Discussing Bush, Ms Beverley said: “I think as a human being, we are all capable of doing evil things.
“Our morality stops us from doing that. And what’s blurred his thought process is something that he’s got to live with.
“He will pay for what he’s done.”
Bush could not face the most serious charges in relation to Sunny’s case as Ms Beverley’s son died less than 24 weeks into her pregnancy.
The mother is now campaigning for a change in the law and said: “I was able to make his life mean something just by talking about him, by hopefully helping other mothers.”
Bush also pleaded guilty to theft from 12 charities, including the Salvation Army and Macmillan Cancer Support.
Bush was bailed until his sentencing hearing on July 27, but was warned by the judge, Mr Justice Hilliard, that a prison sentence was “inevitable”.
Prosecutor Chris Paxton KC said there would be about 240 victim impact statements provided before the sentencing hearing from people who had been affected by the case.
At a hearing in October, Bush admitted to 30 counts of fraud by false representation over the same 30 people.
He also pleaded guilty to four “foetus allegations” of fraud, where he presented ashes to women falsely saying that they were “the remains of their unborn”.
He admitted a further charge of fraud covering the ashes of 57 people between 2017 and 2024, and one of fraudulent trading relating to funeral plans between 2012 and 2024.
Before the hearing, affected families described Bush as “a monster” who “put us all through hell for his own selfishness”.
Karen Dry, who trusted Bush with her parents’ funerals in 2016 and 2018, has organised monthly vigils for victims since the investigation started in 2024.
She told the Press Association she would never be sure whether the ashes she was given by Bush were actually her parents, leaving the “heartbreaking” possibility that they might not be together in death as they wanted.
Michaela Baldwin, whose stepfather, Danny Middleton, was one of the bodies found at the site, months after he was supposed to have been cremated, said Bush had “put us all through hell for his own selfishness”.
Humberside Police launched an investigation into his business after a report of “concern for care of the deceased” in March 2024.
The force said that the 35 bodies found at the funeral home were taken to the mortuary to be identified, where it was found that only four should have been there and the others had been kept “much longer than necessary”.

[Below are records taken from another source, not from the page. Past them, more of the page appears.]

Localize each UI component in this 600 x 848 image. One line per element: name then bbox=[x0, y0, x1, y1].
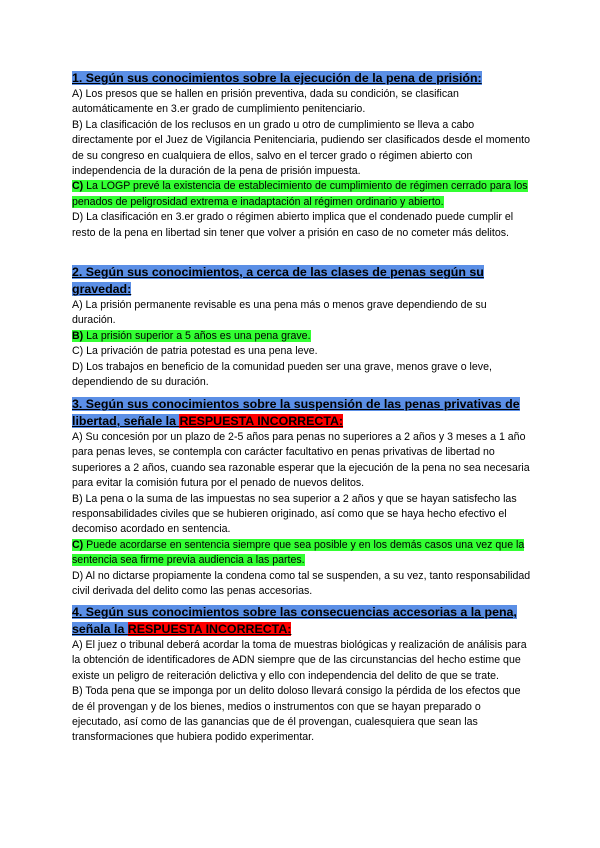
question-3-option-d: D) Al no dictarse propiamente la condena como tal se suspenden, a su vez, tanto responsabilidad civil derivada del delito como las penas accesorias. bbox=[72, 569, 531, 598]
question-2 bbox=[72, 264, 532, 390]
question-4-title: 4. Según sus conocimientos sobre las consecuencias accesorias a la pena, señala la RESPUESTA INCORRECTA: bbox=[72, 605, 517, 636]
question-3 bbox=[72, 396, 532, 599]
incorrect-answer-label: RESPUESTA INCORRECTA: bbox=[179, 414, 344, 428]
question-2-option-c: C) La privación de patria potestad es una pena leve. bbox=[72, 345, 318, 358]
question-2-option-d: D) Los trabajos en beneficio de la comunidad pueden ser una grave, menos grave o leve, dependiendo de su duración. bbox=[72, 360, 492, 389]
question-1 bbox=[72, 70, 532, 241]
question-3-option-c-correct: C) Puede acordarse en sentencia siempre que sea posible y en los demás casos una vez que la sentencia sea firme previa audiencia a las partes. bbox=[72, 538, 525, 567]
question-1-title: 1. Según sus conocimientos sobre la ejecución de la pena de prisión: bbox=[72, 71, 482, 85]
question-2-option-b-correct: B) La prisión superior a 5 años es una pena grave. bbox=[72, 329, 311, 342]
question-2-title: 2. Según sus conocimientos, a cerca de las clases de penas según su gravedad: bbox=[72, 265, 484, 296]
question-4-option-a: A) El juez o tribunal deberá acordar la toma de muestras biológicas y realización de análisis para la obtención de identificadores de ADN siempre que de las circunstancias del hecho estime que existe un peligro de reiteración delictiva y ello con independencia del delito de que se trate. bbox=[72, 639, 527, 682]
question-3-option-b: B) La pena o la suma de las impuestas no sea superior a 2 años y que se hayan satisfecho las responsabilidades civiles que se hubieren originado, así como que se haya hecho efectivo el decomiso acordado en sentencia. bbox=[72, 492, 517, 536]
incorrect-answer-label: RESPUESTA INCORRECTA: bbox=[127, 622, 292, 636]
question-1-option-b: B) La clasificación de los reclusos en un grado u otro de cumplimiento se lleva a cabo directamente por el Juez de Vigilancia Penitenciaria, pudiendo ser clasificados desde el momento de su congreso en cualquiera de ellos, salvo en el tercer grado o régimen abierto con independencia de la duración de la pena de prisión impuesta. bbox=[72, 118, 530, 178]
question-3-option-a: A) Su concesión por un plazo de 2-5 años para penas no superiores a 2 años y 3 meses a 1 año para penas leves, se contempla con carácter facultativo en penas privativas de libertad no superiores a 2 años, cuando sea razonable esperar que la ejecución de la pena no sea necesaria para evitar la comisión futura por el penado de nuevos delitos. bbox=[72, 431, 530, 490]
question-1-option-c-correct: C) La LOGP prevé la existencia de establecimiento de cumplimiento de régimen cerrado para los penados de peligrosidad extrema e inadaptación al régimen ordinario y abierto. bbox=[72, 180, 528, 208]
question-3-title: 3. Según sus conocimientos sobre la suspensión de las penas privativas de libertad, señale la RESPUESTA INCORRECTA: bbox=[72, 397, 520, 428]
question-4 bbox=[72, 604, 532, 746]
question-4-option-b: B) Toda pena que se imponga por un delito doloso llevará consigo la pérdida de los efectos que de él provengan y de los bienes, medios o instrumentos con que se hayan preparado o ejecutado, así como de las ganancias que de él provengan, cualesquiera que sean las transformaciones que hubiera podido experimentar. bbox=[72, 685, 521, 744]
question-1-option-d: D) La clasificación en 3.er grado o régimen abierto implica que el condenado puede cumplir el resto de la pena en libertad sin tener que volver a prisión en caso de no cometer más delitos. bbox=[72, 211, 514, 239]
question-1-option-a: A) Los presos que se hallen en prisión preventiva, dada su condición, se clasifican automáticamente en 3.er grado de cumplimiento penitenciario. bbox=[72, 88, 459, 116]
question-2-option-a: A) La prisión permanente revisable es una pena más o menos grave dependiendo de su duración. bbox=[72, 299, 487, 327]
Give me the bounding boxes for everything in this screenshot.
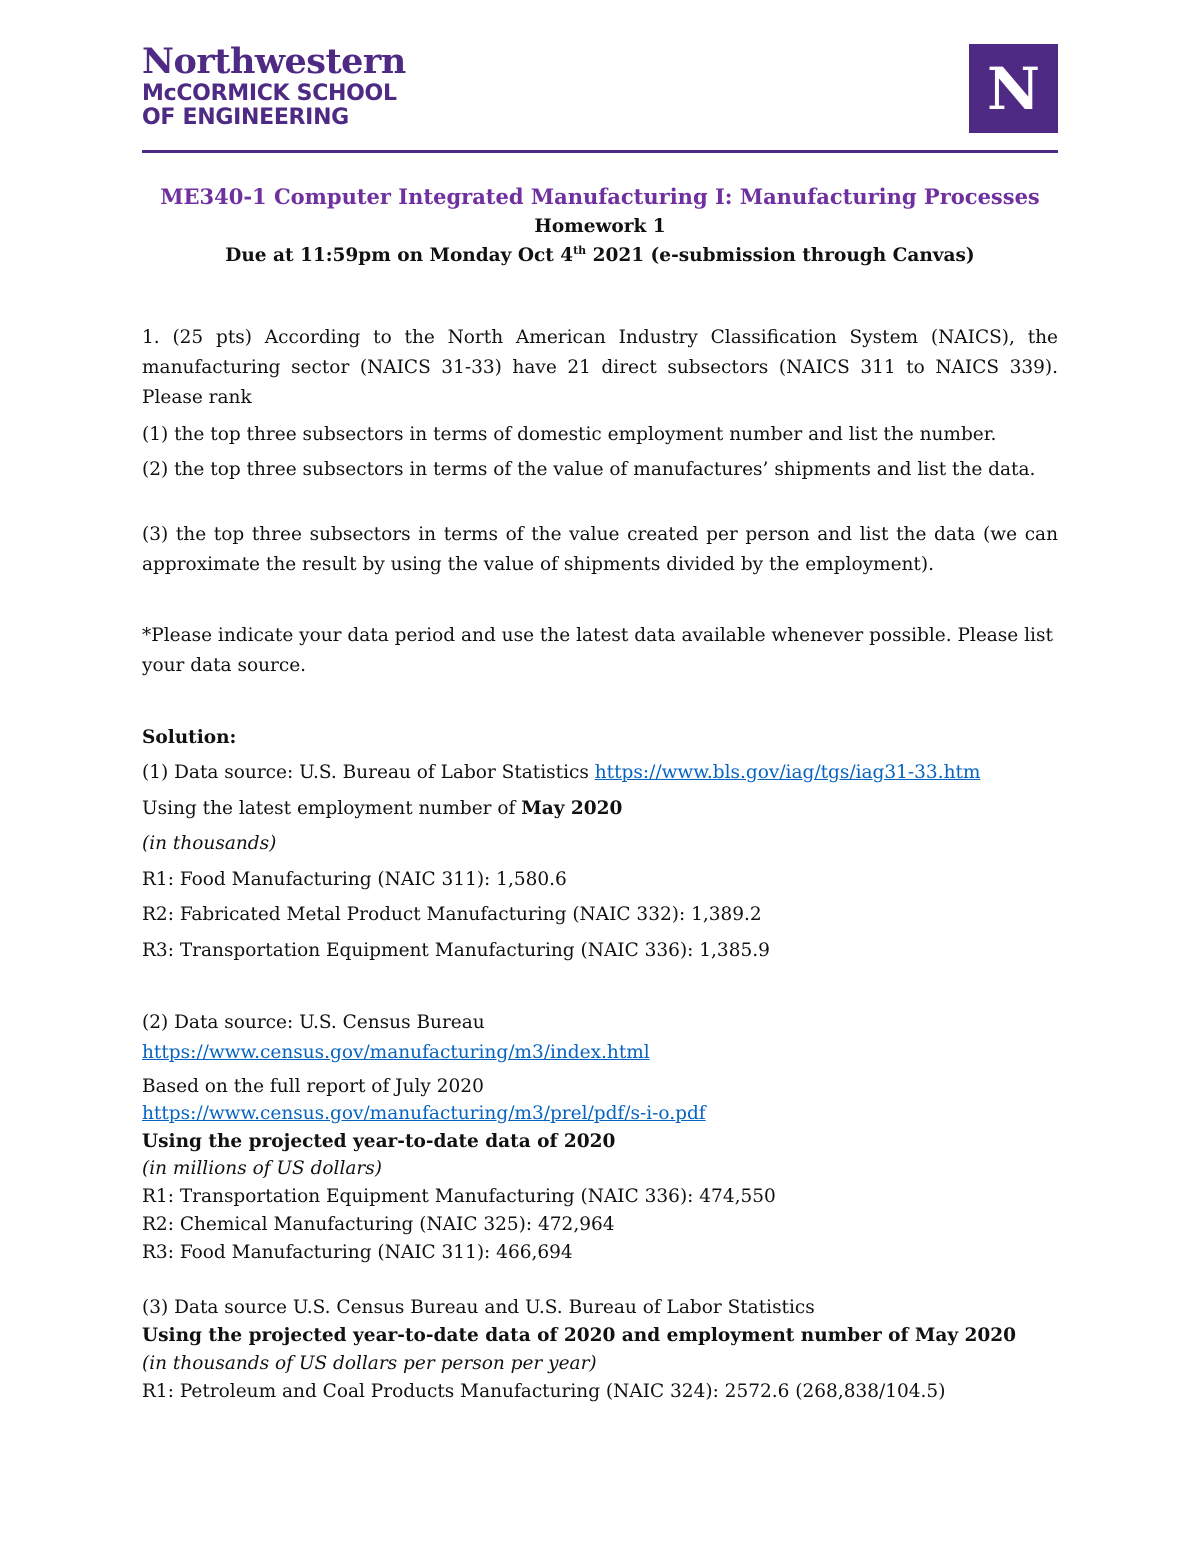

Forensic teams also recovered large quantities of human ashes from the Hessle Road site, some with name labels and letters attached to the box.
Police said it soon became apparent that some of the families of those people had already received ashes.
It was not possible to identify any of the ashes because the high temperatures required for a cremation meant the DNA had broken down too much for a profile to be recovered.
The force said other people were still waiting to receive ashes after being told by Bush that the cremation had taken place, but these ashes were never found.